Incredibly exciting potential
Given the immense potential of CAR T-cell therapy, the supply shortage that myeloma patients are experiencing is all the more poignant and distressing. While not everyone benefits, some patients for whom every other therapy failed and who were facing hospice have had dramatic results.
“Incredibly exciting with unbelievable potential” was how one expert described these new therapies when the first product was about to enter the marketplace. Since then, six CAR T-cell therapies have received regulatory approval for an ever-increasing range of hematologic malignancies.
But these CAR T-cell therapies have their own set of adverse events, which can be serious and even life-threatening. In addition, not all patients become cancer free, although long-term data are impressive.

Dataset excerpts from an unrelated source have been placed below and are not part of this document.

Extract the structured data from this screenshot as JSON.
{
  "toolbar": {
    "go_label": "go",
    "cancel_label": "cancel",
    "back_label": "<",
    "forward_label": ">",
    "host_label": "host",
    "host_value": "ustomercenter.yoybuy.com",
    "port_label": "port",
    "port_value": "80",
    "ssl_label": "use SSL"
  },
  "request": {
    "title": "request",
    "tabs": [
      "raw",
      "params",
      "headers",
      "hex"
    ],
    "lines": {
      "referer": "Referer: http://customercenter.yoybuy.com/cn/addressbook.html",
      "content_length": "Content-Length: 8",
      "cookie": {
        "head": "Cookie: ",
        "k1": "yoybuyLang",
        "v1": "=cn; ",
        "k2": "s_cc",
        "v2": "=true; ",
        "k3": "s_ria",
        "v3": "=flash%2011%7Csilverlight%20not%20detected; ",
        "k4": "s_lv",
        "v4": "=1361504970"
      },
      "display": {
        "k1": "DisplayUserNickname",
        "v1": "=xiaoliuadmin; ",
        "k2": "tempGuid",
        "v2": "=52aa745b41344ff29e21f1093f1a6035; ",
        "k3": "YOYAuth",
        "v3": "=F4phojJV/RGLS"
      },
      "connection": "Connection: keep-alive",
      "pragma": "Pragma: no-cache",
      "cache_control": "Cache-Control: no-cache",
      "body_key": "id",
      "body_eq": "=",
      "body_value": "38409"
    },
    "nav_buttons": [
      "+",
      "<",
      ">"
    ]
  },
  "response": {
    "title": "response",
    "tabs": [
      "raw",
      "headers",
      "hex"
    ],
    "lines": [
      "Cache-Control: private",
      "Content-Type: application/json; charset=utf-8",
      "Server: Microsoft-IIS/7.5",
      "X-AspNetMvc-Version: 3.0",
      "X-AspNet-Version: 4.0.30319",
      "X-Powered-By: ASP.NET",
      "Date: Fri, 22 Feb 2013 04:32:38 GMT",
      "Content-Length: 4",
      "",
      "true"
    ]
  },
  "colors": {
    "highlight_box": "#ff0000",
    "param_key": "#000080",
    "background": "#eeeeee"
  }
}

A study that included one of the longest follow-ups to date was reported at the 2020 annual meeting of the American Society of Clinical Oncology. The researchers reported that remissions lasted over 9 years for patients with relapsed/refractory B-cell lymphoma or chronic lymphocytic leukemia who underwent treatment with Kite’s axicaptagene cilleucel (Yescarta). This review included 43 patients and showed an overall remission rate of 76%. Complete remission was achieved for 54% of patients, and partial remission was achieved for 22%.
The results with CAR T-cell therapy in multiple myeloma are not quite as impressive, but even so, the clinical data that supported the approval of Abecma showed that a third of patients, who had previously received a median of six prior therapies, achieved a complete response.
At the time of the Abecma approval, the lead investigator of the study, Nikhil Munshi, MD, of Dana-Farber Cancer Institute, Boston, commented: “The results of this trial represent a true turning point in the treatment of this disease. In my 30 years of treating myeloma, I have not seen any other therapy as effective in this group of patients.”
A version of this article first appeared on Medscape.com.